Fanning read from another alleged Facebook post by Ibsen.
“Clearly my lawyerly nemesis at (the Board of Medical Examiners) has upped the ante,” Fanning read. “Now his career is on the line which means it’s going to get real nasty real quick.”
“What did you intend to do to make it nasty?” Fanning asked.
Ibsen’s attorney, John Doubek, tried several times to stop this line of questioning, objecting that it was irrelevant to the issues in the case. Fanning argued that his questioning was relevant to show Ibsen’s character and how previous issues for which Ibsen was accused of may have resurfaced.
Fanning kept pressing Ibsen on his Facebook posts, asking what Ibsen’s intent was.
“Were you trying to threaten me?” Fanning asked.
Fanning asked if Ibsen’s friend, a retired opthomologist, had written a letter at Ibsen’s request.
“He (Ibsen’s friend) called me a vicious dog … and he was going to ensure that I was silenced,” Fanning said. “He (Ibsen) has tried to undermine anybody who’s ever threatened him, and he sees me as a threat.”
Ibsen denied Fanning’s allegation that he was vengeful.
“Everybody that’s testified in this hearing that’s challenged you has suffered some form of counter-attack or retaliation,” Fanning said.
Ibsen replied with one word.
“No,” he said.
When asked whether he thought the Board of Medical Examiners and Fanning had acted outside the bounds of their responsibility, Ibsen said, “Yes.”
Ibsen said his problem is not with the board.
“I don’t think the board has heard about any of this,” Ibsen said to Fanning. “My problem is with you. It seems to me the process was quite secretive. There were several agreements in place but … it became clear to me the process was going somewhere with no interest in any resolution. … It seems the process is going to go on and on, maybe to build your career. I have no idea what you’re up to.”
In 2006, Ibsen entered into an agreement with the Montana Professional Assistance Program, a sort of diversion program, to avoid possible discipline through the more formal process with the state’s Board of Medical Examiners.
Ibsen signed a contract with the assistance program, but he said he was not happy with the terms.
“I thought it was parallel to sending me to the gulag,” he said.
The 2006 issues, Ibsen said, were “driven by malice.”
At the time, Ibsen was working at St. Peter’s Hospital as an emergency room physician and, he said, he sought an evaluation because he was pressured by the other doctors he worked with. Ibsen said they thought he had a substance abuse problem.

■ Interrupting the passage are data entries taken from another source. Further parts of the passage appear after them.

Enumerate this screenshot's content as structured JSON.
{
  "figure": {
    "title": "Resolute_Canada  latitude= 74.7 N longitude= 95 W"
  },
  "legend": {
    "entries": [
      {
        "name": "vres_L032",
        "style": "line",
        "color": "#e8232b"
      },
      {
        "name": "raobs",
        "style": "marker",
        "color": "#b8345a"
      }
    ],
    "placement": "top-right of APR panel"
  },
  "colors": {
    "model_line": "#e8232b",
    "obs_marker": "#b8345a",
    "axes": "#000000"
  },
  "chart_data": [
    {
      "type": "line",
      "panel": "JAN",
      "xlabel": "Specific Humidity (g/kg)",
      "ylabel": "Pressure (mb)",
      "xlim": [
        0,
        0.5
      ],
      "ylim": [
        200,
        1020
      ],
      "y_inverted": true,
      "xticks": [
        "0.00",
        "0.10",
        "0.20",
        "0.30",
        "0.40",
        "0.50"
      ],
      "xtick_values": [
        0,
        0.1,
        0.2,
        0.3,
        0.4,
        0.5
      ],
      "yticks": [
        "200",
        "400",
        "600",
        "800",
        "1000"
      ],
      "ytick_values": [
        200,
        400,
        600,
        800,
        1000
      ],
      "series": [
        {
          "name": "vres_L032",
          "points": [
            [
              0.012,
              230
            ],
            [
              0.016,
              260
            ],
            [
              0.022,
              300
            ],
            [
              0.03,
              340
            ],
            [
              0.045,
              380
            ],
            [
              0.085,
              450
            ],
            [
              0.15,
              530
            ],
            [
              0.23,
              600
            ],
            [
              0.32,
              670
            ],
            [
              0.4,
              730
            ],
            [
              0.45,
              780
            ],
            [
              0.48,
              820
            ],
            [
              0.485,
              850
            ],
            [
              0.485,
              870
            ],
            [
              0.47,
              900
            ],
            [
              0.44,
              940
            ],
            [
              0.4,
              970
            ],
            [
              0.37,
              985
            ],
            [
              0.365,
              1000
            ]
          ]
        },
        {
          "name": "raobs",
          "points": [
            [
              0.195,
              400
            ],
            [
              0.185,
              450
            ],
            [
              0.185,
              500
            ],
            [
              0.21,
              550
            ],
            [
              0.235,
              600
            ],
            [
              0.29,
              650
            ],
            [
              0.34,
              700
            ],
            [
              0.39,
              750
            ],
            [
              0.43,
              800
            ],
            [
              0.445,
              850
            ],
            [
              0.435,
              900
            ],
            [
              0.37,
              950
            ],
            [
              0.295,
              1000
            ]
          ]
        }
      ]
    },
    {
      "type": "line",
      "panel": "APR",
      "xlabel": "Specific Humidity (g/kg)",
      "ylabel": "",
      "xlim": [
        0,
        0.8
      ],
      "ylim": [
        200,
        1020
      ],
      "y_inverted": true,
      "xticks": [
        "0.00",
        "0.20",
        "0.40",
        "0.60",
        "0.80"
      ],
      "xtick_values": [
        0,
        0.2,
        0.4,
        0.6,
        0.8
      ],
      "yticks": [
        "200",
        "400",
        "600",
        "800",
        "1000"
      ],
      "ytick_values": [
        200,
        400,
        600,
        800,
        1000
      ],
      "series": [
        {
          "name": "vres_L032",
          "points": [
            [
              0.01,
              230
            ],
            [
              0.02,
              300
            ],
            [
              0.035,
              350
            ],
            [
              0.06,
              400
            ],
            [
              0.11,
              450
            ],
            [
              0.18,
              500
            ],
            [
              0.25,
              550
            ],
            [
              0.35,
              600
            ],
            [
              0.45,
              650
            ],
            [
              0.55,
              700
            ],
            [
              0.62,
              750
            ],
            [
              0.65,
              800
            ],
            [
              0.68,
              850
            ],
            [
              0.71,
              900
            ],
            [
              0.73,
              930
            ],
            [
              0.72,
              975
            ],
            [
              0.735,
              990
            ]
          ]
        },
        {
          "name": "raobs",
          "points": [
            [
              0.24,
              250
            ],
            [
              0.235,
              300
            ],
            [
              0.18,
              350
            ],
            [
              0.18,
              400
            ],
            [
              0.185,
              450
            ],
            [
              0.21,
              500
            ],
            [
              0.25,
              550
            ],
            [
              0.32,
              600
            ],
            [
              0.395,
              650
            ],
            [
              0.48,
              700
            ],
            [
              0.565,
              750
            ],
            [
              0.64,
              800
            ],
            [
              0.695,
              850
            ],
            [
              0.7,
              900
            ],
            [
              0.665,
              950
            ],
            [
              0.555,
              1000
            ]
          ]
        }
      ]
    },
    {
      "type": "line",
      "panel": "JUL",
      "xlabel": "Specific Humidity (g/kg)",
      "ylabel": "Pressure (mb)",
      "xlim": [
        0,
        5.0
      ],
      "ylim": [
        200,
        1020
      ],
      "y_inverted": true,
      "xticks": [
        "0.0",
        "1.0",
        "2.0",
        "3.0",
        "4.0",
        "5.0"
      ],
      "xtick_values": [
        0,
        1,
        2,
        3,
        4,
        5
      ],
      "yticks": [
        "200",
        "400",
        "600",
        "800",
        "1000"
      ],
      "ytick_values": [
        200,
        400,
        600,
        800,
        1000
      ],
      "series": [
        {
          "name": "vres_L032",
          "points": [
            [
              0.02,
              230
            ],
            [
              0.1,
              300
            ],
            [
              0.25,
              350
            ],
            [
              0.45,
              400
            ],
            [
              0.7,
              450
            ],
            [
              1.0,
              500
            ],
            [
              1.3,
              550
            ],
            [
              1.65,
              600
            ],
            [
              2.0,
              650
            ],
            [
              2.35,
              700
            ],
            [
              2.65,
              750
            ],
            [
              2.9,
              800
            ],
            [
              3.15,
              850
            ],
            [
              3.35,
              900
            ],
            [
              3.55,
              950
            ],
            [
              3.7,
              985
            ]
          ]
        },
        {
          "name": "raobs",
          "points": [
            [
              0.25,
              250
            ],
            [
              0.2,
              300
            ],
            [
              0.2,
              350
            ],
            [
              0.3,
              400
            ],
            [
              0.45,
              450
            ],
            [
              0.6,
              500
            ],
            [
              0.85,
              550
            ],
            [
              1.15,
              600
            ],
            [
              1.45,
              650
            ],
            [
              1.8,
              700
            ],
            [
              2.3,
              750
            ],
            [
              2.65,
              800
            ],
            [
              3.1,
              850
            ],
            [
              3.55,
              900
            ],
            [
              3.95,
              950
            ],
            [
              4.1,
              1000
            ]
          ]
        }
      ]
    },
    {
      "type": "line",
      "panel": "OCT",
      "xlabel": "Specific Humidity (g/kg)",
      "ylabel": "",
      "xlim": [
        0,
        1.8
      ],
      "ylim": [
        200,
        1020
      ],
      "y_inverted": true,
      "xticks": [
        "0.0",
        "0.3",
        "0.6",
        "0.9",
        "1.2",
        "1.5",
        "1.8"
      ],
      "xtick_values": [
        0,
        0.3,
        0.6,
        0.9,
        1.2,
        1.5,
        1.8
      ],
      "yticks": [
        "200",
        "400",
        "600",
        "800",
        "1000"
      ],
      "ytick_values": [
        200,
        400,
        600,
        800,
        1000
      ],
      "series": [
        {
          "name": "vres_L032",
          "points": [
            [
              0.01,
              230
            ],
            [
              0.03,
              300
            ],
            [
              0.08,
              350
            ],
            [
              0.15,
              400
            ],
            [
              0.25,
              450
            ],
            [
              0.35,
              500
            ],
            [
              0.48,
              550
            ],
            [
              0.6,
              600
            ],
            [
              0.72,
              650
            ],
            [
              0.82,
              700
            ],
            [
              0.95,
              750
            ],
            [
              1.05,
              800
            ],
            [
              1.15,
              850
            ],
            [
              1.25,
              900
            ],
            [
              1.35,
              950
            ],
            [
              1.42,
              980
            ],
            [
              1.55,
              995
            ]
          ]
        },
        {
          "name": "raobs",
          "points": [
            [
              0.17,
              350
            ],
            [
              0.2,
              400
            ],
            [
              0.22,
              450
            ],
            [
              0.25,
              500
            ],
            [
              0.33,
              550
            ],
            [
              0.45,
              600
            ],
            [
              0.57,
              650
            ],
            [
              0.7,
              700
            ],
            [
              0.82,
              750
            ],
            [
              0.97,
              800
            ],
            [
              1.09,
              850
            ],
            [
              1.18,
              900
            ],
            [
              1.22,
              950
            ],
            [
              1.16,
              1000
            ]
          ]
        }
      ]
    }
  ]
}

“In order to save my job I had to go to the Menninger Clinic,” Ibsen said.
Ibsen said after a five-day evaluation at the Houston clinic, he was diagnosed with narcissistic personality disorder.
Narcissistic personality disorder is a condition in which people have an excessive sense of self-importance, an extreme preoccupation with themselves and lack of empathy for others.
“I said, ‘Great, now let me go back to work with all the other narcissists,’” he said.
The five-day evaluation and diagnosis cost $10,000, Ibsen said, and the clinic’s recommendation was a 10-week in-patient treatment program that would cost $1,000 per day.
“I could hear ka-ching, ka-ching,” he said. “I thought the whole thing was driven by malice.”
Ibsen then got a second evaluation and complied with its treatment recommendations.
“I didn’t like it, but I wanted to keep my job. It turns out the job was gone anyway,” he said.
Fanning asked Ibsen if he would be able to again enter into a treatment agreement with the Montana Professional Assistance Program.
“I live in the now,” Ibsen replied. “I don’t know what I’ll do if it’s offered (in the future).”